At the end of qmmm-1b.out, you can find this:

qmmm-1b.out

Total QM/MM energy
==================
Polarized QM energy:      -1608.98518142 Hartree
Whole system MM energy:     -90.52845586 Hartree
QM/MM energy correction:     16.29439183 Hartree
------------------------------------------------
QM/MM energy:             -1683.21924545 Hartree

Final total energy:       -1683.21924545 Hartree

QM/MM energy is the total energy.

In all above cases, you can change energy or opt to md to do a QM/MM MD simulation.

Example: Residues in Solvated Protein

In this example, we will show the QM/MM energy calculation of two interacting residues in a protein. Assume we have already prepared a solvated protein, shown below:

We will choose two residues on a beta-sheet region, i.e. ILE44 and HSD68, which are far away from each other on sequence but are quite close in 3D space. We also include some of their neighboring atoms. The atom indices are shown below:

The QM region is cut at 4 sp³ carbon atoms, also shown below. All boundary carbon atoms link to 3 MM atoms:

Thus, the input file is:

qmmm-2.inp

charmm
    parameters toppar_water_ions.str par_all36m_prot.prm
    topology   sys.psf
    scaling14  1.0
    rcutoff    12.0
    rswitch    10.0
    use_PBC         # Add this line to turn on PBC.
    Lbox 64 64 64   # Define the box size.
    electrostatic cutoff # Use cutoff or QM/MM.
end

basis
    def2-svp
end

scf
    charge  0
    spin2p1 1
end

qmmm
    qm_region 682 697-720 1062 1077-1098
    link imomm # or change to: pho
end

mol
    sys.xyz
end

task
    energy b3lyp/charmm
end

The above input should be self-explanatory, if you have already known how to use Qbics to do QM and MM calculations. The only point is that currently, if the periodic boundary condition (PBC) is turned on, it is recommended to use cutoff instead of pme for QM/MM calculations.

After calculation, you can find the following lines:

qmmm-2.out

Link atoms algorithm: IMOMM
Boundary:
 QM atom 682: A hydrogen is capped at (2.484, -2.583, 3.898) Angstrom.
  MM atom 680 has 2 bonded MM atoms: 678 681
  MM atom 683: No MM atoms bond to it.
  MM atom 684 has 3 bonded MM atoms: 685 686 687
 QM atom 697: No MM atoms bond to it.
...omitted...
 QM atom 720: A hydrogen is capped at (-2.116, -2.240, 7.935) Angstrom.
  MM atom 721: No MM atoms bond to it.
  MM atom 722 has 3 bonded MM atoms: 723 724 725
  MM atom 736 has 2 bonded MM atoms: 737 738
 QM atom 1062: A hydrogen is capped at (-1.980, 2.584, 5.141) Angstrom.
  MM atom 1060 has 2 bonded MM atoms: 1058 1061
  MM atom 1063: No MM atoms bond to it.
  MM atom 1064 has 3 bonded MM atoms: 1065 1066 1067
...omitted...
Total QM/MM energy
==================
Polarized QM energy:      -1200.63363221 Hartree
Whole system MM energy:    -178.02621763 Hartree
QM/MM energy correction:     23.67074974 Hartree
------------------------------------------------
QM/MM energy:             -1354.98910010 Hartree

Final total energy:       -1354.98910010 Hartree

Lines 1-16 show how Qbics is treating the boundary atoms, the remaining lines are the QM/MM energies.

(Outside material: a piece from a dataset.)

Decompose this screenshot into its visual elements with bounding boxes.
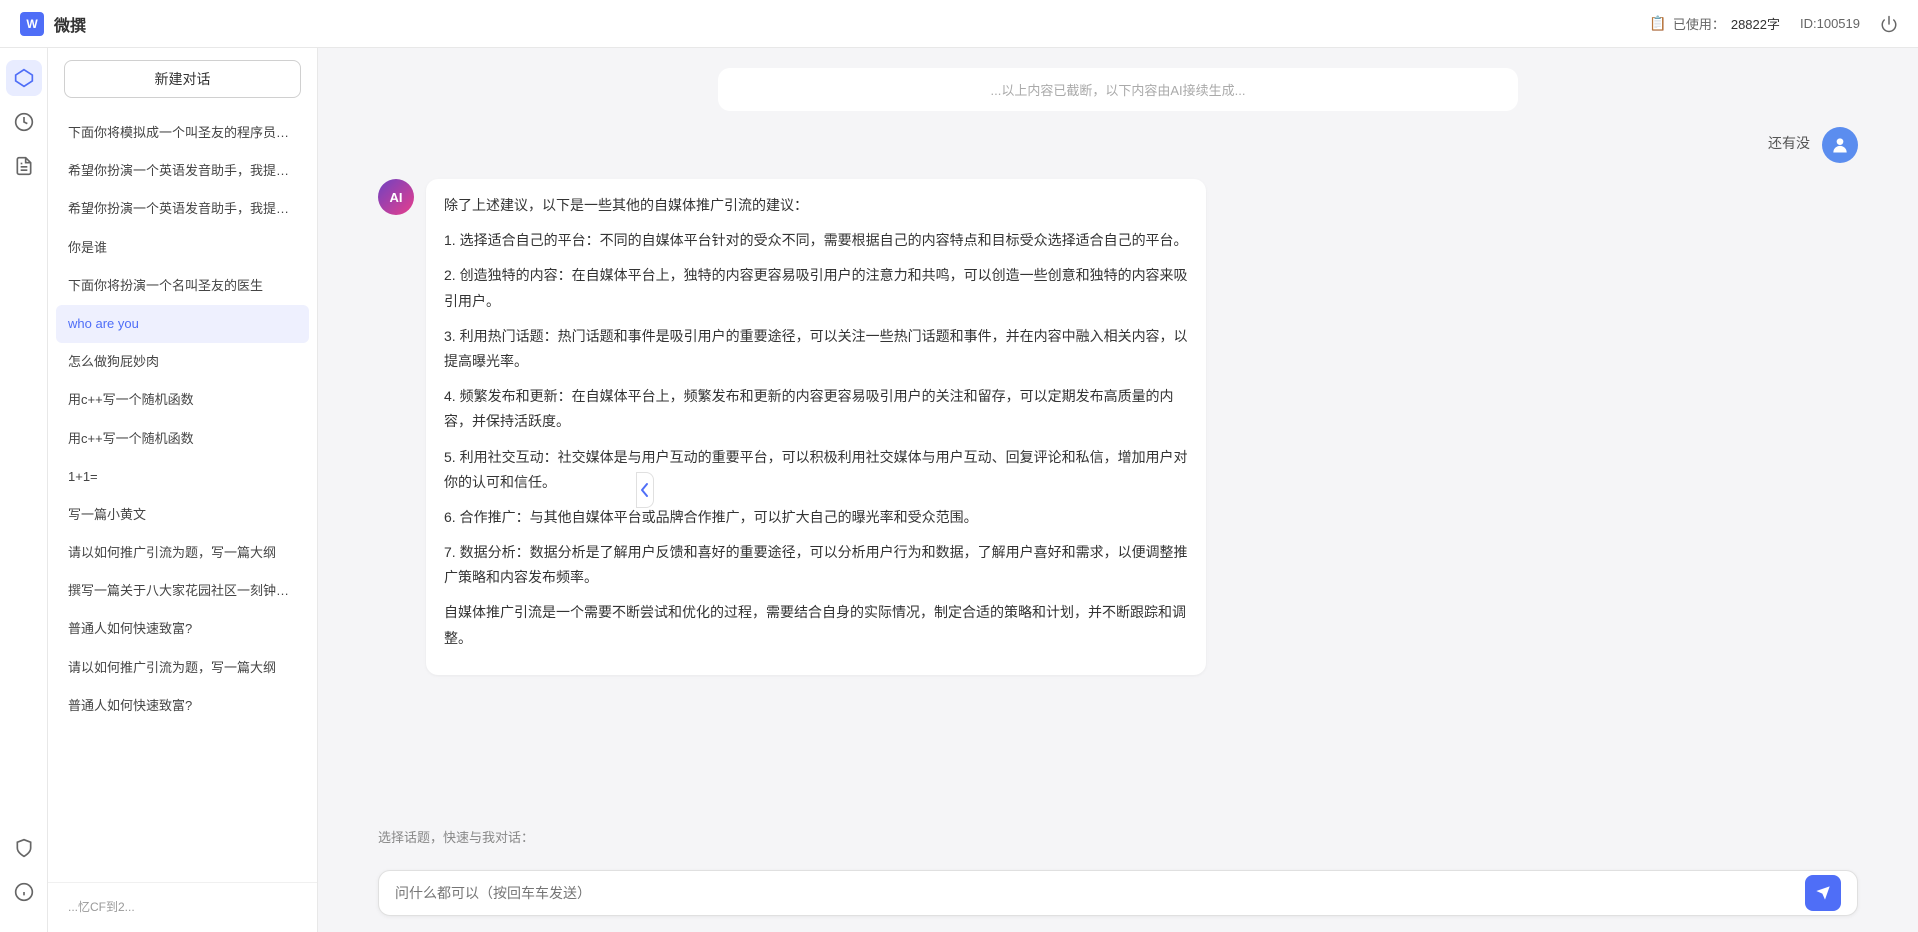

You can also visualize electronic structures with Qbics-MolStar. Load topology sys.psf in Model and coordinates sys.xyz in Coordinates, click Apply to load the solvated protein. Then, drag qmmm-2.mwfn into Qbics-MolStar to loead wavefunction. Then, right-click qmm-2.mwfn, click View Molecular Orbitals, click 91: -0.36206 (occ=2,RHF), then the HOMO of this system is shown below. The QM region is rendered using ball-and-stick representation.

You can also visualize other properties with Qbics-MolStar.